Letter from the Bishop of Ludlow

One of the benefits of having to drive regularly as part of my Episcopal ministry is that I get the opportunity to listen to the radio. Sometimes the journey and the hour coincide affording me the pleasure of listening to the Today programme and catching up on current affairs. Those of you who listen to that programme will know that topics stretch far and wide from concerns over growing obesity levels, to bankers’ bonuses to environmental concerns, to the latest parliamentary concerns or political intrigue. John Humphries and James Naughtie seem to me to be particularly good at asking the penetrating and hard questions of those who come their way. Theirs is the knack of exposing what might be mere rhetoric or political posturing. At the heart of the questioning or debate is a challenge to integrity and right action. In an information saturated age we desire wisdom. 

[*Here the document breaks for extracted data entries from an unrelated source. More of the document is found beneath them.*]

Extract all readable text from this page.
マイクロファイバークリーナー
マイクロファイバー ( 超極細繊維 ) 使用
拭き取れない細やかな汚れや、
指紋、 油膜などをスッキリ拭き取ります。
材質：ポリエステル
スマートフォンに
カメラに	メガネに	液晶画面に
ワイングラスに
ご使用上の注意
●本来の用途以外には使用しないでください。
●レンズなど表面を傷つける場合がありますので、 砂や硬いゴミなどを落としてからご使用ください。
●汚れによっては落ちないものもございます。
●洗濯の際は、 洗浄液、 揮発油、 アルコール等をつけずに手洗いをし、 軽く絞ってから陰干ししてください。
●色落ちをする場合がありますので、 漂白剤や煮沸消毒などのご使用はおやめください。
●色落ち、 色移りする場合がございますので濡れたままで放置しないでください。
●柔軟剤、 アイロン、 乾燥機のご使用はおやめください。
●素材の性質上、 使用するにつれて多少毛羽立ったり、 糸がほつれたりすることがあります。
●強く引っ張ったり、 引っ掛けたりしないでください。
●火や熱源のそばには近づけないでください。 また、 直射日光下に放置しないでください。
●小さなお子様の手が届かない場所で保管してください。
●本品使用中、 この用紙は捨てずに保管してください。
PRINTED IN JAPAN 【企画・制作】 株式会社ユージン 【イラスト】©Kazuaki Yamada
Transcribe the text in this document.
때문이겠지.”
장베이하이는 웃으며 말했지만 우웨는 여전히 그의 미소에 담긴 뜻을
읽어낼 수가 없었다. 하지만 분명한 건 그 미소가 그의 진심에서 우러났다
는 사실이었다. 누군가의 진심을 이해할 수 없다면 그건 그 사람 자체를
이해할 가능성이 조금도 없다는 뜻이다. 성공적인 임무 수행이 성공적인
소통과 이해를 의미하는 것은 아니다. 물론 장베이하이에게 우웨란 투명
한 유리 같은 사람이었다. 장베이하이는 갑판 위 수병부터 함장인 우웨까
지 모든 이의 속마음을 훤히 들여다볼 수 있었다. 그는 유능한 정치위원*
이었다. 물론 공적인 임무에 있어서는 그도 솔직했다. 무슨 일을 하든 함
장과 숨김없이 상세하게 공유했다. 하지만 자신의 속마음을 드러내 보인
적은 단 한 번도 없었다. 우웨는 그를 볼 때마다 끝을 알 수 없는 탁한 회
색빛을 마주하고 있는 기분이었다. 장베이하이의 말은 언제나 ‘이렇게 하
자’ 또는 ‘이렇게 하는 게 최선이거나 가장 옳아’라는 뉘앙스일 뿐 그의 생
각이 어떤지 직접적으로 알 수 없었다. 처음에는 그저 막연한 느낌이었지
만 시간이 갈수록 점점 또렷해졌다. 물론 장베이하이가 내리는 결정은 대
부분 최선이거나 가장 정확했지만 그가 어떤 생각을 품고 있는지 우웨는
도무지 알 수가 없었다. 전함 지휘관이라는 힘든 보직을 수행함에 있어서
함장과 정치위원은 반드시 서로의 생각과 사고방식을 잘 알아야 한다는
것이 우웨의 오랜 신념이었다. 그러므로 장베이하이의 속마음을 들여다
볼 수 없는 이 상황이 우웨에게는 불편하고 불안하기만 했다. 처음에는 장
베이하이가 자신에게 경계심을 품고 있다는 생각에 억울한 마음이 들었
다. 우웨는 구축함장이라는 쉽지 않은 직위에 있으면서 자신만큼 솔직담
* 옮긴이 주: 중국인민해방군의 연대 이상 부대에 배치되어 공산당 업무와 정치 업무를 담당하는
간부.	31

The Oxford English Dictionary defines wisdom as a combination of experience and knowledge with the power of applying them. Euripides a 5th century BC Greek playwright wrote: Cleverness is not wisdom. In a not too dissimilar vein Nelson Mandela is reputed to have said: A good head and a good heart are always a formidable combination. We live in an age, more than most where information abounds and access to it is speedy if not instant. Knowing what is required is no longer the fundamental concern. The issue instead is whether those who know what is right have the will or strength to do it. Sadly wisdom is often in short supply.

In the Church’s calendar we are entering what is known as the Kingdom season culminating on Christ the King Sunday just before Advent. The gospels are full of wisdom much of which comes through the teaching of Jesus. He, in so many ways, embodies wisdom. It is one thing to say; follow that, it is quite another to do it. We might fairly ask is such wisdom attainable and if so how?  The gospels and indeed the Bible suggest that we cannot on our own. Instead we need and are offered God’s life and strength. William Temple, Archbishop of Canterbury in the 1940s, gets to the point using Shakespeare as an illustration: It is no good giving me a play like Hamlet or King Lear and telling me to write a play like that. Shakespeare could do it – I can’t. And it is no good showing me a life like the life of Jesus and telling me to live a life like that. Jesus could do it – I can’t. But if the genius of Shakespeare could come and live in me, then I could write plays like this. And if the Spirit could come into me, then I could live a life like His.